In the absence of background rotation, if a heat source is located at a lower altitude than the sink, one would generally expect a strongly convective circulation to result, carrying heat directly and vigorously from the source to the sink. With background rotation, however, evidence from experiments, simulations and in geophysical flows suggest that the resulting circulation may spontaneously partition itself into a convectively unstable/neutral region (where temperature becomes well mixed and doesn't vary much with height) that interacts with a statically stable, so-called baroclinic region (where temperature increases with height and develops a thermal gradient from one side to the other). Wave-like instabilities may develop within this baroclinic zone that may play a crucial role in stabilising the vertical stratification and dominating the transfer of heat and momentum where they occur. Moreover, there is evidence to suggest that if the transport of heat by the instability acts more rapidly than other heat exchange processes, this stabilizing effect may act within a nonlinear feedback loop, somewhat like a thermostat, adjusting the flow back towards a weakly nonlinear/unstable 'critical' state - sometimes referred to as 'self-organized criticality'. Such strongly nonlinear and convective motions are difficult to model accurately, however, so the mechanisms involved, though probably ubiquitous in certain engineering systems and in nature, are not well understood.

We therefore propose to set up an experimental configuration which entails heating a body of fluid in a cylindrical container on a rotating platform along an annular ring at the bottom of the tank close to the outer radius, and cooling it through a circular disk near the centre of the tank at the upper surface. Preliminary numerical simulations and experiments (carried out in my group and with proposed collaborators in the USA and Spain) already suggest that such flows will readily form a statically stable (though baroclinically unstable) zone between convectively unstable regions over/underlying the heated or cooled boundaries. We therefore plan to measure the characteristics of the resulting flows through combinations of in situ thermal sensors and particle image velocimetry (PIV) techniques, including the innovative possibility of using thermochromic liquid crystal particles to determine velocities and temperatures simultaneously within the flow. This will facilitate the determination of flow structures, heat and momentum transports within the flow, and to characterize the development of any kinetic energy cascades that may emerge as more turbulent regimes are explored. The idealised nature of these experiments should ensure that the results obtained will be applicable to a wide variety of problems in various disciplines.

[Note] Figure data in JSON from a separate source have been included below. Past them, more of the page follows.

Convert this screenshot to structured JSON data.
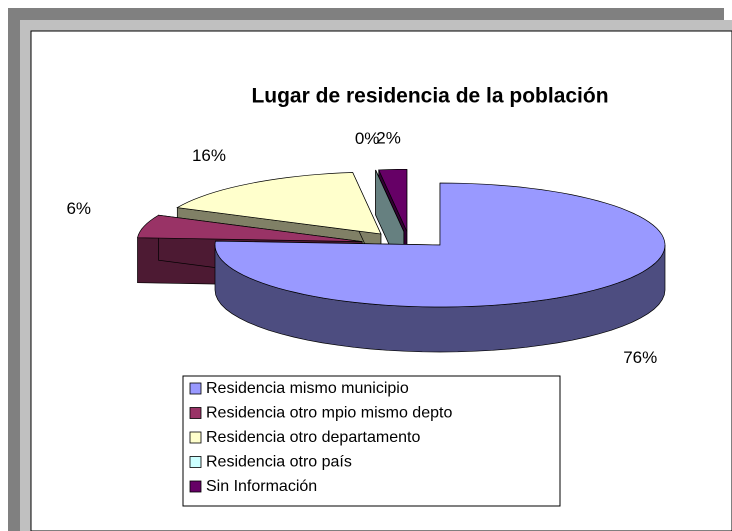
{
  "chart_data": {
    "type": "pie",
    "title": "Lugar de residencia de la población",
    "categories": [
      "Residencia mismo municipio",
      "Residencia otro mpio mismo depto",
      "Residencia otro departamento",
      "Residencia otro país",
      "Sin Información"
    ],
    "values": [
      76,
      6,
      16,
      0,
      2
    ],
    "value_labels": [
      "76%",
      "6%",
      "16%",
      "0%",
      "2%"
    ],
    "colors": [
      "#9999ff",
      "#993366",
      "#ffffcc",
      "#ccffff",
      "#660066"
    ],
    "legend": "bottom"
  }
}
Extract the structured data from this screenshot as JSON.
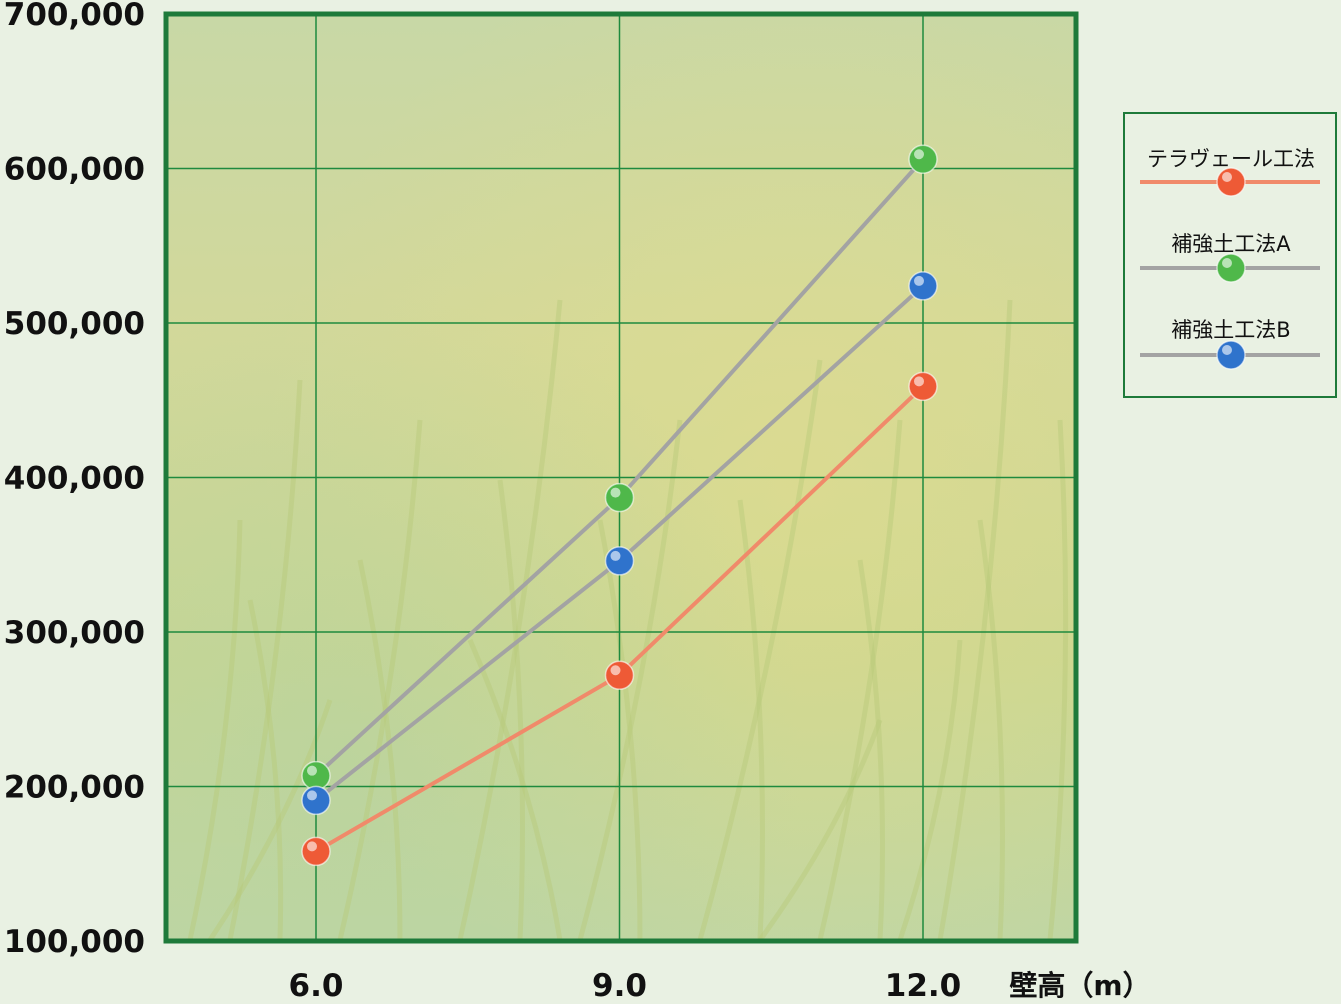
{
  "chart_data": {
    "type": "line",
    "xlabel": "壁高（m）",
    "ylabel": "",
    "x": [
      6.0,
      9.0,
      12.0
    ],
    "x_tick_labels": [
      "6.0",
      "9.0",
      "12.0"
    ],
    "xlim": [
      4.5,
      20
    ],
    "ylim": [
      100000,
      700000
    ],
    "y_ticks": [
      100000,
      200000,
      300000,
      400000,
      500000,
      600000,
      700000
    ],
    "y_tick_labels": [
      "100,000",
      "200,000",
      "300,000",
      "400,000",
      "500,000",
      "600,000",
      "700,000"
    ],
    "grid": true,
    "legend_position": "right",
    "series": [
      {
        "name": "テラヴェール工法",
        "values": [
          158000,
          272000,
          459000
        ],
        "line_color": "#f08a6a",
        "marker_color": "#ee5a36"
      },
      {
        "name": "補強土工法A",
        "values": [
          207000,
          387000,
          606000
        ],
        "line_color": "#a3a3a3",
        "marker_color": "#4fb84a"
      },
      {
        "name": "補強土工法B",
        "values": [
          191000,
          346000,
          524000
        ],
        "line_color": "#a3a3a3",
        "marker_color": "#2f73cc"
      }
    ],
    "colors": {
      "frame": "#1e7a3a",
      "grid": "#1e8a3e",
      "background": "#e9f1e3"
    }
  }
}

Such a configuration may be seen as an idealisation of a variety of industrial processes (e.g. in rotating semiconductor crystal growth melts, process mixing techniques in chemical engineering, convective flows in turbomachinery etc.), and of a number of geophysical and astrophysical problems in which stably and unstably stratified flows interact in the presence of background rotation. These include the Earth's atmosphere and climate system and its response to variations in its radiative heating and cooling, other planetary atmospheres (notably Mars, Venus and the gas giant planets), and in stellar interiors (e.g. the tachocline region within the Sun).